Excellent Resource: DPRK TV on YouTube

I have had the signal pleasure of running across a few YouTube snippets from Korean Central Television before on that Zeitgeist-friendly medium of YouTube, but the site maintained by this particular North Korea fan in Mexico (or so it appears) is particularly rich and frequently updated.

Here is the 5-minute coverage of Wen Jiabao’s welcome at the Pyongyang airport:

 The above film really does much better justice than photographic sources of how North Koreans are encouraged to perceive the visit.  Note the dwelling, at length, of the major (or whatever his rank may be) huffing out his welcome at Wen Jiabao as the military sword quivers at his side.  For a Chinese audience used to associated sabers with Japanese imperialism (and a quick perusal through commemorative magazine covers from summer 2005 ought to do the trick), this is potentially intimidating stuff.  Which is why the KCNA editors left it in, and Xinhua/CCTV leaves it out.
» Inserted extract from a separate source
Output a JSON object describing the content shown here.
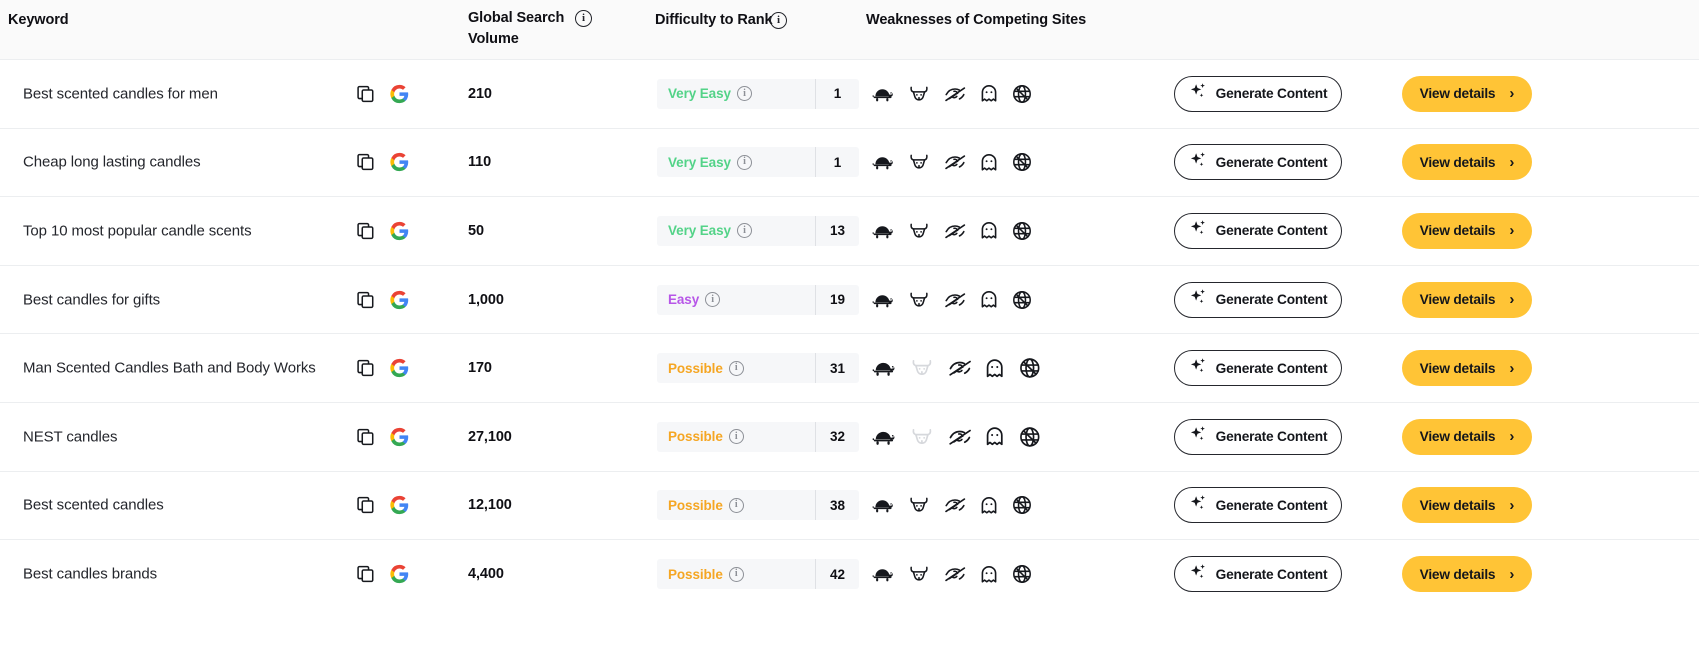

Similarly, the cuts of the national anthems are interesting, if predictable.  The wind band plays the opening salvo of the PRC national anthem (“March of the Volunteers,” the Nie Er War of Resistance original) which is clipped immedately into the DPRK national anthem and the five-pointed star set in red.  No sight of the Chinese flag, symbol of the old Minsaengdan incident!

Here, by contrast, is how CCTV depicted Wen Jiabao’s trip to the Martyr’s Cemetary outside of Pyongyang, which I covered more extensively here  (in a link endorsed by Danwei.org) and here:

[Video forthcoming….trouve trouve trouve]

And, since it’s YouTube, I begin to wonder how this particular attack of North Korean soccer goalies against international referees while Chinese fans scream, win, and wave their red flags at the wailing DPRK defense played out at the time among Chinese newspaper readers and netizens.  Life is always so calm on that blue No. 2 subway from Guloudajie to Chaoyang (my summer morning bureaucratic and beautiful commute) that it’s hard to imagine someone snorting aloud at the news, but I wouldn’t put it past the Chinese press to emphasize.  Wait a minute — depicting North Koreans as wild and out of control?   I thought that was something of which only “Western media” was capable!     

Finally, here, via  is a lovely bit of song from the DPRK, also carried via that prolific Mexican fan of Juche: 

Call me easily manipulated, but you just can’t argue with the orchestration, the melody, or the voice.  This is lovely stuff which might even surpass Rimsky-Korsakov, the original orchestrator-genius (after the Frenchman Hector Berlioz, that is) whose work trickled down into socialist manuals.  Everyone always, always rips on the North Koreans for being all extra Soviet, when in some ways they are more deeply connected in their arts and literature to the Russian romantic tradition, not to mention the pop trends of Japan in the late 1970s. 

Finally, mentioning this here, although it could just as well arrive in a Sino-Japanese post, as the man straddles the line of nationality:  Japanese conductor Seiji Ozawa [小澤征爾], born in Manchuria in the 1930s and one of the great musicians of our time, has been diagnosed with cancer and is cancelling all performances for the next six months.  Time to mount up some intense positive thoughts/prayers for this man and, if you can, amp up your own musical performances.  The world is going to lose a bit of expressiveness and intensity for a spell, so let’s connect to cleave the deficit and hurdle the divides. 

Seiji Ozawa, via Xinhua -- click image for story

Gratuitous Citations, or, “How Non-Interactive yet potentially Toxically (or intoxicating in a lockbox) Erudite Print Scholarship with Zero Exciting Hyperlinks Finds its way onto the S.V. Blog”: 

If you desire analysis of a more academic vintage of the musical competition and provenance of the respective national anthems within the matrix of der Aufbau des Sozialismus [era of building socialism: 1945-1950], see :

Adam Cathcart, “Song of Youth: North Korean Music from Liberation to War,” North Korean Review Vol. 4, No. 1 (Fall 2008), 93-104.

Adam Cathcart, “Japanese Devils and American Wolves: Chinese Communist Songs from the War of Liberation and the Korean War,” forthcoming in Popular Music and Society, Vol. 33, no. 2 (May 2010).